M.H.: [You’ve got to bear in mind] that the competition [for visitors] is hard at global exhibitions.
The self-centredness at home, where nobody talked about anything else but this one small phrase, took on a completely different perspective when you turned up at the exhibition itself and saw that the Swiss pavilion was competing for attention with 50 others.
The reaction to the Swiss pavilion from visitors who came to Seville was nothing like the reaction back home. At the expo itself, the slogan was seen as no more than an amusing invitation to reflect on a country which many people didn’t even know existed. And indeed this invitation was received warmly by the majority of people [who visited the Swiss pavilion].
swissinfo: Switzerland is calling its pavilion at the 2005 World Expo "The Mountain". Isn’t this clichéd image of Switzerland something of a step backwards?
M.H.: I don’t think so. The problem – but also the challenge – with world exhibitions is that they only come along every few years and so you don’t have much opportunity to develop the way you present your country.
This time around, a whole new generation of people are involved. I know the designers who are working [on the Swiss pavilion] in Aichi. They are tackling the task in hand in their own way and have a different concept of what the clichés are all about.
The fact that they are putting this together in Japan creates a completely different dimension. The 2005 Expo is taking place in a place where playing with traditional clichés is completely justified.
swissinfo: If you were a Japanese visiting the Expo, what would you expect to see in the Swiss pavilion?
M.H.: If I were a Japanese, and if I had spent the entire day walking around the Expo site in Aichi, I would be expecting to see something... that sums up what Switzerland is about.
I have to say that [at the last World Expo in 2000] in Hanover I found that there was very little substance to the Japanese pavilion. But I was impressed by the whole paper architecture, because this for me was one of the things that Japan stood for. So for this reason alone I can still remember that particular pavilion.
At the end of the day it always boils down to the same thing: get your message across in a way that will stay in the minds of visitors.
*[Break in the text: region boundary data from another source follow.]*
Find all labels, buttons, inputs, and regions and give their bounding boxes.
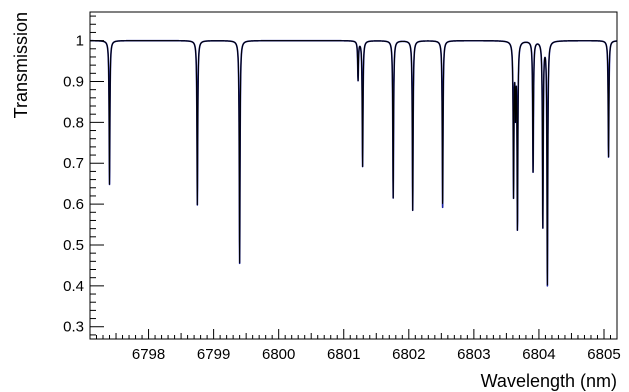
y-tick-label: 0.7 [63,155,84,172]
y-tick-label: 0.4 [63,278,84,295]
plot-area [89,39,618,287]
x-axis-title: Wavelength (nm) [481,371,617,391]
x-tick-label: 6799 [197,346,230,363]
y-tick-label: 0.3 [63,319,84,336]
plot-frame [89,11,618,340]
y-tick-label: 0.9 [63,73,84,90]
y-tick-label: 1 [76,33,84,50]
series-line-black [89,40,618,286]
x-tick-label: 6804 [522,346,555,363]
y-tick-label: 0.8 [63,114,84,131]
x-tick-label: 6803 [457,346,490,363]
x-tick-label: 6805 [587,346,620,363]
y-tick-label: 0.5 [63,237,84,254]
y-axis: 0.3 0.4 0.5 0.6 0.7 0.8 0.9 1 [63,15,104,336]
y-axis-title: Transmission [11,12,31,118]
x-tick-label: 6798 [132,346,165,363]
x-tick-label: 6800 [262,346,295,363]
x-axis: 6798 6799 6800 6801 6802 6803 6804 6805 [89,329,621,363]
x-tick-label: 6801 [327,346,360,363]
x-tick-label: 6802 [392,346,425,363]
y-tick-label: 0.6 [63,196,84,213]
In short, have something that makes you stand out.
swissinfo-interview: Christian Raaflaub
Born in 1952, Martin Heller is an art historian and ethnologist.
1989: director of the Museum of Design in Zurich.
1997: director of the Bellerive Museum in the same city.
1999-2003: artistic director of Expo.02, the 2002 Swiss national exhibition.
May 2003: artistic director of the German city of Bremen’s bid to become a European city of culture in 2010.